Environment

class rsl_rl.env.vec_env.VecEnv[source]

Abstract class for a vectorized environment.

The vectorized environment is a collection of environments that are synchronized. This means that the same type of action is applied to all environments and the same type of observation is returned from all environments.

num_envs: int

Number of environments.

num_actions: int

Number of actions.

max_episode_length: int | torch.Tensor

Maximum episode length.

The maximum episode length can be a scalar or a tensor. If it is a scalar, it is the same for all environments. If it is a tensor, it is the maximum episode length for each environment. This is useful for dynamic episode lengths.

episode_length_buf: torch.Tensor

Buffer for current episode lengths.

device: torch.device | str

Device to use.

cfg: dict | object

Configuration object.

abstractmethod get_observations()[source]

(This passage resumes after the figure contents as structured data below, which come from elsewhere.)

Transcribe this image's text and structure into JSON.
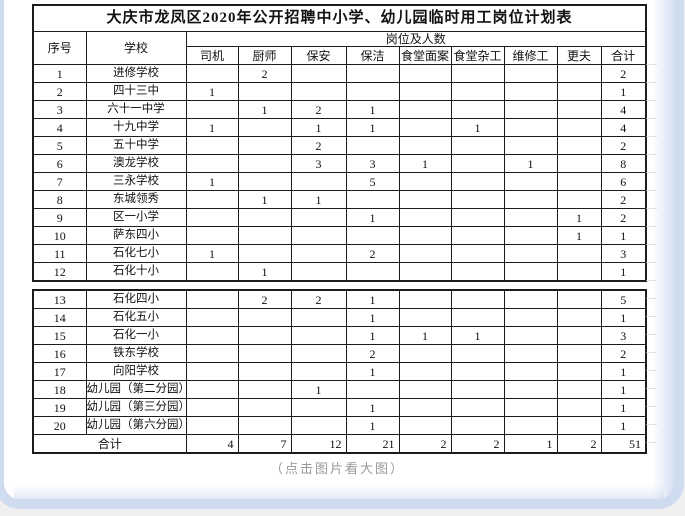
{
  "page": {
    "caption": "（点击图片看大图）",
    "bg_color": "#f0f0f0",
    "frame_border_color": "#cfdbef",
    "table_border_color": "#1c1c1c",
    "caption_color": "#9a9a9a"
  },
  "table": {
    "title": "大庆市龙凤区2020年公开招聘中小学、幼儿园临时用工岗位计划表",
    "header": {
      "col_index": "序号",
      "col_school": "学校",
      "group": "岗位及人数",
      "positions": [
        "司机",
        "厨师",
        "保安",
        "保洁",
        "食堂面案",
        "食堂杂工",
        "维修工",
        "更夫",
        "合计"
      ]
    },
    "rows_block1": [
      {
        "no": "1",
        "school": "进修学校",
        "values": [
          "",
          "2",
          "",
          "",
          "",
          "",
          "",
          "",
          "2"
        ]
      },
      {
        "no": "2",
        "school": "四十三中",
        "values": [
          "1",
          "",
          "",
          "",
          "",
          "",
          "",
          "",
          "1"
        ]
      },
      {
        "no": "3",
        "school": "六十一中学",
        "values": [
          "",
          "1",
          "2",
          "1",
          "",
          "",
          "",
          "",
          "4"
        ]
      },
      {
        "no": "4",
        "school": "十九中学",
        "values": [
          "1",
          "",
          "1",
          "1",
          "",
          "1",
          "",
          "",
          "4"
        ]
      },
      {
        "no": "5",
        "school": "五十中学",
        "values": [
          "",
          "",
          "2",
          "",
          "",
          "",
          "",
          "",
          "2"
        ]
      },
      {
        "no": "6",
        "school": "澳龙学校",
        "values": [
          "",
          "",
          "3",
          "3",
          "1",
          "",
          "1",
          "",
          "8"
        ]
      },
      {
        "no": "7",
        "school": "三永学校",
        "values": [
          "1",
          "",
          "",
          "5",
          "",
          "",
          "",
          "",
          "6"
        ]
      },
      {
        "no": "8",
        "school": "东城领秀",
        "values": [
          "",
          "1",
          "1",
          "",
          "",
          "",
          "",
          "",
          "2"
        ]
      },
      {
        "no": "9",
        "school": "区一小学",
        "values": [
          "",
          "",
          "",
          "1",
          "",
          "",
          "",
          "1",
          "2"
        ]
      },
      {
        "no": "10",
        "school": "萨东四小",
        "values": [
          "",
          "",
          "",
          "",
          "",
          "",
          "",
          "1",
          "1"
        ]
      },
      {
        "no": "11",
        "school": "石化七小",
        "values": [
          "1",
          "",
          "",
          "2",
          "",
          "",
          "",
          "",
          "3"
        ]
      },
      {
        "no": "12",
        "school": "石化十小",
        "values": [
          "",
          "1",
          "",
          "",
          "",
          "",
          "",
          "",
          "1"
        ]
      }
    ],
    "rows_block2": [
      {
        "no": "13",
        "school": "石化四小",
        "values": [
          "",
          "2",
          "2",
          "1",
          "",
          "",
          "",
          "",
          "5"
        ]
      },
      {
        "no": "14",
        "school": "石化五小",
        "values": [
          "",
          "",
          "",
          "1",
          "",
          "",
          "",
          "",
          "1"
        ]
      },
      {
        "no": "15",
        "school": "石化一小",
        "values": [
          "",
          "",
          "",
          "1",
          "1",
          "1",
          "",
          "",
          "3"
        ]
      },
      {
        "no": "16",
        "school": "铁东学校",
        "values": [
          "",
          "",
          "",
          "2",
          "",
          "",
          "",
          "",
          "2"
        ]
      },
      {
        "no": "17",
        "school": "向阳学校",
        "values": [
          "",
          "",
          "",
          "1",
          "",
          "",
          "",
          "",
          "1"
        ]
      },
      {
        "no": "18",
        "school": "幼儿园（第二分园）",
        "values": [
          "",
          "",
          "1",
          "",
          "",
          "",
          "",
          "",
          "1"
        ]
      },
      {
        "no": "19",
        "school": "幼儿园（第三分园）",
        "values": [
          "",
          "",
          "",
          "1",
          "",
          "",
          "",
          "",
          "1"
        ]
      },
      {
        "no": "20",
        "school": "幼儿园（第六分园）",
        "values": [
          "",
          "",
          "",
          "1",
          "",
          "",
          "",
          "",
          "1"
        ]
      }
    ],
    "total": {
      "label": "合计",
      "values": [
        "4",
        "7",
        "12",
        "21",
        "2",
        "2",
        "1",
        "2",
        "51"
      ]
    }
  }
}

Return the current observations.

Returns:

The observations from the environment.

Return type:

tensordict.TensorDict

abstractmethod step(actions)[source]

Apply input action to the environment.

Parameters:

actions (torch.Tensor) – Input actions to apply. Shape: (num_envs, num_actions)

Returns:

Observations from the environment. rewards: Rewards from the environment. Shape: (num_envs,) dones: Done flags from the environment. Shape: (num_envs,) extras: Extra information from the environment.

Return type:

observations

Observations:

The observations TensorDict usually contains multiple observation groups. The obs_groups dictionary of the runner configuration specifies which observation groups are used for which purpose, i.e., it maps from required observation sets (e.g. actor) to lists of observation groups. The observation sets (keys of the obs_groups dictionary) currently used by rsl_rl are:

  • “actor”: Specified observation groups are used as input to the actor model.

  • “critic”: Specified observation groups are used as input to the critic model.

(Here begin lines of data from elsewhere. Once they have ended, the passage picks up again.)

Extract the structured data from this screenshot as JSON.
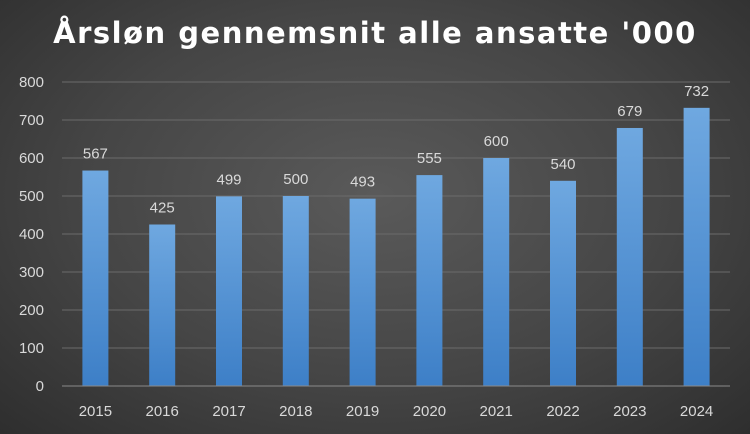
{
  "chart_data": {
    "type": "bar",
    "title": "Årsløn gennemsnit alle ansatte '000",
    "categories": [
      "2015",
      "2016",
      "2017",
      "2018",
      "2019",
      "2020",
      "2021",
      "2022",
      "2023",
      "2024"
    ],
    "values": [
      567,
      425,
      499,
      500,
      493,
      555,
      600,
      540,
      679,
      732
    ],
    "ylim": [
      0,
      800
    ],
    "yticks": [
      0,
      100,
      200,
      300,
      400,
      500,
      600,
      700,
      800
    ],
    "grid": true,
    "legend": "none",
    "bar_color_top": "#6fa8e0",
    "bar_color_bottom": "#3d7fc7",
    "text_color": "#d9d9d9",
    "grid_color": "#6b6b6b"
  }
}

  • “student”: Specified observation groups are used as input to the student model.

  • “teacher”: Specified observation groups are used as input to the teacher model.

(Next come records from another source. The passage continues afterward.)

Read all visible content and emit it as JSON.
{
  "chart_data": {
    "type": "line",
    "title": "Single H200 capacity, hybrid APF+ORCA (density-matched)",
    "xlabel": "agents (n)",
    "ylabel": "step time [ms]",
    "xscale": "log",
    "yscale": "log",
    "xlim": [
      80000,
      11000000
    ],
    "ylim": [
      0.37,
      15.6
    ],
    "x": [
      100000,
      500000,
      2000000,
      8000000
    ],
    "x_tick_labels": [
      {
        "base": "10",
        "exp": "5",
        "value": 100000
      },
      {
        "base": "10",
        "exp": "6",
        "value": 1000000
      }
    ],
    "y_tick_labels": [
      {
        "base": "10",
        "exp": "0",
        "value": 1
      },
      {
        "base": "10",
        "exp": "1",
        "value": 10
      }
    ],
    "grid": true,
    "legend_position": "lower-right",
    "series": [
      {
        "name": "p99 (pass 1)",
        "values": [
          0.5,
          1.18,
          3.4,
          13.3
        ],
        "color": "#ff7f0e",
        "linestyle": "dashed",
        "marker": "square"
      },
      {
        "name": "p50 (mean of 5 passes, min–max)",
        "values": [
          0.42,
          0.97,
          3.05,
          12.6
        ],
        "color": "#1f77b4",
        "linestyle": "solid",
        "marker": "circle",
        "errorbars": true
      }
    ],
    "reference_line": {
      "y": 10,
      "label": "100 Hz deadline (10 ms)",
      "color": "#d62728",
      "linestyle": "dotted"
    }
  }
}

  • “rnd_state”: Specified observation groups are used as input to the RND extension.

Incomplete or incorrect configurations are handled in the resolve_obs_groups() function in rsl_rl/utils/utils.py, which provides detailed information on the expected configuration.

Extras:

The extras dictionary includes metrics such as the episode reward, episode length, etc. The following dictionary keys are used by rsl_rl:

  • “time_outs” (torch.Tensor): Timeouts for the environments. These correspond to terminations that

    happen due to time limits and not due to the environment reaching a terminal state. This is useful for environments that have a fixed episode length.

  • “log” (dict[str, float | torch.Tensor]): Additional information for logging and debugging purposes.

    The key should be a string and start with “/” for namespacing. The value can be a scalar or a tensor. If it is a tensor, the mean of the tensor is used for logging.